Canadian train and plane maker Bombardier Inc. announced today a deal to sell its regional jet program to Mitsubishi Heavy Industries Ltd. for $550 million US.
The deal marks the end of a historic chapter for Bombardier in commercial aviation as it looks to shift its focus to trains and luxury business jets as part of a broader turnaround plan.
The regional jet program once produced the bulk of Bombardier’s revenue, but trains and business aircraft have since overtaken regional jetliners as the company’s main drivers of profit. About 1,500 of the CRJ planes are in service worldwide.
“With our aerospace transformation now behind us, we have a clear path forward and a powerful vision for the future,” Alain Bellemare, president and CEO of Bombardier Inc., said in a statement.

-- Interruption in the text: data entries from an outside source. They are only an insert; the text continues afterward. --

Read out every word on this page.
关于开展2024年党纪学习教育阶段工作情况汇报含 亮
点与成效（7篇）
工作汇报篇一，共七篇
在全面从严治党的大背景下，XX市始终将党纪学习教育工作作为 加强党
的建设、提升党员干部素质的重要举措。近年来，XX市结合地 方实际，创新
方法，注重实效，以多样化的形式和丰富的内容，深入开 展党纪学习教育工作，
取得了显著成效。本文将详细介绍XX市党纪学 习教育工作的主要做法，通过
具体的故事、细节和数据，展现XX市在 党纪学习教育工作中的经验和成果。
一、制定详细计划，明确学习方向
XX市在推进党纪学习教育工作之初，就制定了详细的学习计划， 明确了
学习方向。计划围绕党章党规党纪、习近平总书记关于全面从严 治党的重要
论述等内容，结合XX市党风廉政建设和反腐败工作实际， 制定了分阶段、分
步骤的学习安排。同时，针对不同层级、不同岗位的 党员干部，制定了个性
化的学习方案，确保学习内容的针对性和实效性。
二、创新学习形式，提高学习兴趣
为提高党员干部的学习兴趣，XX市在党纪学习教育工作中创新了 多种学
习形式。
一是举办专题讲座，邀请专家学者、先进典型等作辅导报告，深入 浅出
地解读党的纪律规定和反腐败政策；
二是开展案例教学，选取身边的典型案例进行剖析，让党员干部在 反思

“Our focus is on two strong growth pillars: Bombardier Transportation, our global rail business, and Bombardier Aviation, a world-class business jet franchise with market-defining products and an unmatched customer experience.”

An entertainer signs from the steps of the 1,000th Bombardier Aerospace CRJ regional jet delivered during a ceremony Tuesday, Dec. 9, 2003 in Montreal. (Paul Chiasson/CP PHOTO)

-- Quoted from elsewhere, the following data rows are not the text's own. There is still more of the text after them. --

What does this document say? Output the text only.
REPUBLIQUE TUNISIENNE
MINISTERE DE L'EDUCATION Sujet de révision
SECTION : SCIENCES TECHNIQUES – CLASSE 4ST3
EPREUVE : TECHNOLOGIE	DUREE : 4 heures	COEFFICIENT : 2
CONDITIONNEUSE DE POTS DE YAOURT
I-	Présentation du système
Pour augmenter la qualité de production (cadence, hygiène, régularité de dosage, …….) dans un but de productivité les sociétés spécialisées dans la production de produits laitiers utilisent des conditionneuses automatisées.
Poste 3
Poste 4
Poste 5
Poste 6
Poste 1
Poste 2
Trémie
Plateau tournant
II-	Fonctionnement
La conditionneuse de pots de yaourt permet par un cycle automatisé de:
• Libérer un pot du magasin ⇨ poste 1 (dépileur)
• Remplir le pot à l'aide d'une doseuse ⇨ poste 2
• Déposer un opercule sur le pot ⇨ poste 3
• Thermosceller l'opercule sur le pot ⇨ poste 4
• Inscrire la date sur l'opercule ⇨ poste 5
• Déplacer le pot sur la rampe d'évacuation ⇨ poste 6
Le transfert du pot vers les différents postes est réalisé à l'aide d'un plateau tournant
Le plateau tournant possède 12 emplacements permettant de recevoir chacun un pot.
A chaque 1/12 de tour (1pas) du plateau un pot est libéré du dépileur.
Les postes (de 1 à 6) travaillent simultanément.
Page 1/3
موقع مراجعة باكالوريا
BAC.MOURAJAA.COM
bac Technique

The agreement includes the related services and support network located in Montreal and Toronto and its service centres in Bridgeport, West Virginia, and Tucson, Arizona.
Mitsubishi chief executive Seiji Izumisawa said the deal is an important step towards building a strong, global aviation capability.

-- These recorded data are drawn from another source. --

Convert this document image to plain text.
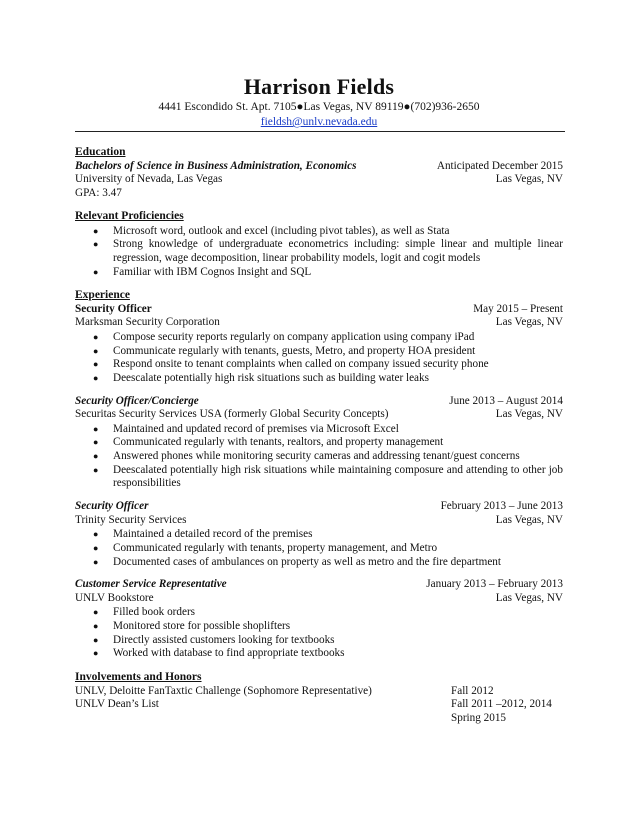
Harrison Fields
4441 Escondido St. Apt. 7105●Las Vegas, NV 89119●(702)936-2650
fieldsh@unlv.nevada.edu
Education
Bachelors of Science in Business Administration, Economics	Anticipated December 2015
University of Nevada, Las Vegas	Las Vegas, NV
GPA: 3.47
Relevant Proficiencies
● Microsoft word, outlook and excel (including pivot tables), as well as Stata
● Strong knowledge of undergraduate econometrics including: simple linear and multiple linear regression, wage decomposition, linear probability models, logit and cogit models
● Familiar with IBM Cognos Insight and SQL
Experience
Security Officer	May 2015 – Present
Marksman Security Corporation	Las Vegas, NV
● Compose security reports regularly on company application using company iPad
● Communicate regularly with tenants, guests, Metro, and property HOA president
● Respond onsite to tenant complaints when called on company issued security phone
● Deescalate potentially high risk situations such as building water leaks
Security Officer/Concierge	June 2013 – August 2014
Securitas Security Services USA (formerly Global Security Concepts)	Las Vegas, NV
● Maintained and updated record of premises via Microsoft Excel
● Communicated regularly with tenants, realtors, and property management
● Answered phones while monitoring security cameras and addressing tenant/guest concerns
● Deescalated potentially high risk situations while maintaining composure and attending to other job responsibilities
Security Officer	February 2013 – June 2013
Trinity Security Services	Las Vegas, NV
● Maintained a detailed record of the premises
● Communicated regularly with tenants, property management, and Metro
● Documented cases of ambulances on property as well as metro and the fire department
Customer Service Representative	January 2013 – February 2013
UNLV Bookstore	Las Vegas, NV
● Filled book orders
● Monitored store for possible shoplifters
● Directly assisted customers looking for textbooks
● Worked with database to find appropriate textbooks
Involvements and Honors
UNLV, Deloitte FanTaxtic Challenge (Sophomore Representative)	Fall 2012
UNLV Dean’s List	Fall 2011 –2012, 2014
Spring 2015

“In combination with our existing infrastructure and resources in Japan, Canada and elsewhere, we are confident that this represents one effective strategy that will contribute to the future success of the Mitsubishi SpaceJet family,” Izumisawa said.
The CRJ production facility in Mirabel, Quebec, will remain with Bombardier, which will also continue to supply components and spare parts.
Bombardier will assemble the current CRJ backlog on behalf of Mitsubishi with production expected to be completed in the second half of 2020.
“MHI has a decades-long history in Canada, and I hope this transaction will result in the expansion of our presence in the country, and will represent a significant step in our growth strategy,” Izumisawa said.
As part of the deal, which is expected to close in the first half of next year, the Japanese industrial giant will also take over a $200 million of Bombardier’s debt.
Bombardier will also retain roughly $400 million US in liabilities representing a portion of the credit and residual value guarantees.
Earlier in June, Bombardier confirmed the closing of the previously announced $300-million sale of its Q Series turboprop aircraft program assets to De Havilland Aircraft of Canada Limited (formerly Longview Aircraft Company of Canada Limited), an affiliate of Longview Aviation Capital Corp.
In 2017, Bombardier sold a majority stake in its CSeries passenger jet business to European aerospace giant Airbus for no cost, which rebranded it as the A220.
Mitsubishi’s efforts to build its own regional jet – named the MRJ – have been plagued by difficulties after aborted test flights and cost overruns.
Mitsubishi is working to certify the MRJ, which has been delayed by several years with first customer ANA Holdings Inc now expecting delivery in 2020 rather than in 2013 as originally planned.
It is not yet clear how an agreement between Bombardier and Mitsubishi, if the transaction is completed, would affect CRJ production or what the value of the deal would be.